Friend slop games have two requirements: low barrier to entry and instant multiplayer. Web games nail both.

No downloads. No installs. Share a link, everyone's playing in 30 seconds. That's the dream for co-op games.

The technical challenges (WebSocket multiplayer, physics sync, voice chat) are solvable. We have WebSocket tutorials for a reason.

The bigger question is design. Can you create moments worth sharing? Can you make failure funny? Can you give friends a reason to hang out in your game?

If You're Building One

Start with the social loop. What will players talk about after? What stories will they tell? Design for those moments.

Embrace the jank. You don't need AAA polish. Players prefer charm. Ragdolls are your friend.

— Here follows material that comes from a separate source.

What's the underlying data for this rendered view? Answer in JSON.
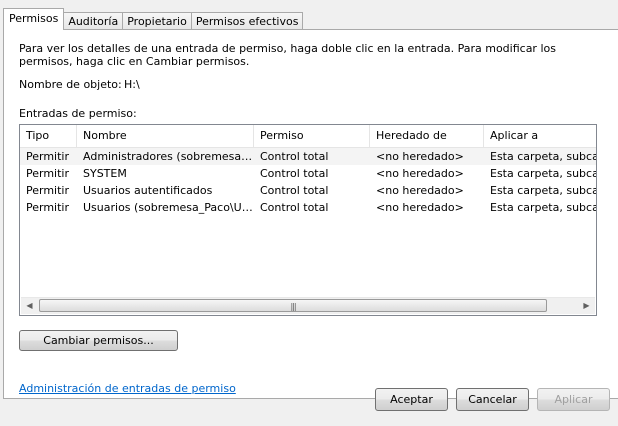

Price it low. $5-10 is the sweet spot. You want entire friend groups buying in. Four copies at $8 beats one copy at $30.

Add proximity chat. It's practically required. Players expect it now.

Make it clippable. If nobody's sharing clips of your game, you're missing free marketing.

Test with actual friend groups. Solo playtesting won't tell you if the social dynamics work.

The games that win aren't the most polished. They're the ones that give friends a reason to laugh together.